I’ve also run the steeplechase when they had to chip the ice out of the water jump, and also when it was so hot out the track was melting in spots. And those were uncomfortable runs.
But nothing really compares to running two-plus miles in a soaked woolen business suit on a cold, rainy afternoon in Chicago. The wind kept whipping me and slowed my pace to a near standstill at some point. Time was ticking away and I needed to catch my train. I knew I had a five margin of error but somehow I’d managed to make a mistake and added a couple extra blocks by taking a wrong turn between buildings on the route. A surge of panic hit me. It was close in terms of time and I was getting out of breath.
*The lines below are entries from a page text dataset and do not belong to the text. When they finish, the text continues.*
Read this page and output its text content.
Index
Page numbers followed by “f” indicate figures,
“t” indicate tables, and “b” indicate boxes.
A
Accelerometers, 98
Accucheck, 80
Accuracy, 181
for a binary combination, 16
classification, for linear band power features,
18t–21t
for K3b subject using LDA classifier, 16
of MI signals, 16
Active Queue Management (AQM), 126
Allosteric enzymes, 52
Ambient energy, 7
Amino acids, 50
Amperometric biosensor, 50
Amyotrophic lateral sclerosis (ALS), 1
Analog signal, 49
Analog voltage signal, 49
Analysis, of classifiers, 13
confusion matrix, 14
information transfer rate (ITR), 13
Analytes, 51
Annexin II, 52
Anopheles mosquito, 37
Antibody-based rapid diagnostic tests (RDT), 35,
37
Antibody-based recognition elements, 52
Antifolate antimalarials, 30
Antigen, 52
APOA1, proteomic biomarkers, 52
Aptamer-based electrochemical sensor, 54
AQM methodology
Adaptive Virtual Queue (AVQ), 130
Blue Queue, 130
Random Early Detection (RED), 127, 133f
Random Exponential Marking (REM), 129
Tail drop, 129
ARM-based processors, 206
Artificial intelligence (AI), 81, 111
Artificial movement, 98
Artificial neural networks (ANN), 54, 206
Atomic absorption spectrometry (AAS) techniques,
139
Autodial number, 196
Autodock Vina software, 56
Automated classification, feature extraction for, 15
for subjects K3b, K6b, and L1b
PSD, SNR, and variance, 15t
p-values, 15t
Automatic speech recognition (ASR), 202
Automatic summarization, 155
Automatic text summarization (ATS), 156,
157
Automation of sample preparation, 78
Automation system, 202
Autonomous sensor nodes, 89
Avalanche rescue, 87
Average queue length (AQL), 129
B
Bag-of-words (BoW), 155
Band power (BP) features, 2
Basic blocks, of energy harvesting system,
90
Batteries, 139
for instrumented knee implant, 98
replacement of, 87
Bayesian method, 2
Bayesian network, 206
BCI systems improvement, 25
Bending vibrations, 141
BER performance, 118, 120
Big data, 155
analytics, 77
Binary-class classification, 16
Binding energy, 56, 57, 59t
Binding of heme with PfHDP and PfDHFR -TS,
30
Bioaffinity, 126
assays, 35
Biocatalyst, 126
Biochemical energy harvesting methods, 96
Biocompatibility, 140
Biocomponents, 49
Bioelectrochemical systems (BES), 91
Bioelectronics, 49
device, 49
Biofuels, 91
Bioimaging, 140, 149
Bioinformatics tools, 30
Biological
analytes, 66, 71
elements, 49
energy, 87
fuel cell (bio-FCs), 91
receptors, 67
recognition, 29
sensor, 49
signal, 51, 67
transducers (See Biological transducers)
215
Meanwhile the computer bag clutched under my arm was shiny and slack with wetness. I prayed the computer inside would not get wet. My arm pit was chafing as I ran. A mad thought of tossing the thing in the river and never going back to my job went through my head.
Saggy and soggy
Probably the worst part of the ordeal were the dress socks I was wearing. These too were a wool composition and now hung slack on my ankles. The tops had turned down and I began to imagine that overall I must look like the guy on the cover of the Jethro Tull album Aqualung. How appropos, anyway. That was pretty much the truth. I’d breathed in quite a bit of water. The faster I ran, the worse it got.
Finally I crossed a metal grate bridge and turned the corner for the one-block sprint finish to the lower level of Ogilvie Transportation Center. My suit now clung to my body like a heat vest in a sci-fi movies. As I entered the cool lower levels of the train station, steam rose off my body.
Climbing the final flight of stairs to reach the trains was a soggy, sorry close to the running portion of my commute. My bald head was shiny and my shoes matched. There was a squishing noise from my socks inside the footwear. My underwear sagged beneath the suit slacks. Everything was flopping around down there. It was, perhaps, one of the more humbling moments of my life.
Entering the train meant coming into a closed space. The air was humid and warm. I stood on the platform between trains and tried to cool off. That wasn’t happening. Plus I stank. Of wet wool. And was that sweat too? Yes, it was sweat. What a nasty combination.
So I stayed on the platform rather than go try to find a seat. There was no way I was going to foist my soggy, smelly self on anyone else on that train.
The train ride took an hour from Chicago to Geneva. I stood there with one hand holding the bright metal pool while the suit hung from my frame like the flag of a defeated army.
Finally the train lurched to a halt and I could walk to my car. And wouldn’t you know it? A small rain shower came along to soak me one more time.
At home it took several minutes to remove the suit. I hung it on a door hanger with the vow to take it to the cleaners the next day. Would the suit ever have creased again? Had I ruined its texture by running through the rain?
It all felt rather sorry and sad. Yet I was proud in some weird way that I’d managed to make that train through the rain. A month later that job was over. The promises the company had made; that I would only go through training in the city for a couple weeks and then not have to commute anymore had been strung out to months and then almost a year. Nothing they promised me ever happened. No remote connection to the database. No suburban office from which to base our sales operations.
That run from the Hancock to the train station turned out to be a symbolic one. Despite all the adversity I’d done my best to make it all work. But whether you make promises to yourself or someone else makes promises they can never keep, sometimes you have to just suck it up and run right through it. It may not seem to pay in the moment, yet years later you realize it was what you had to do to survive in the moment.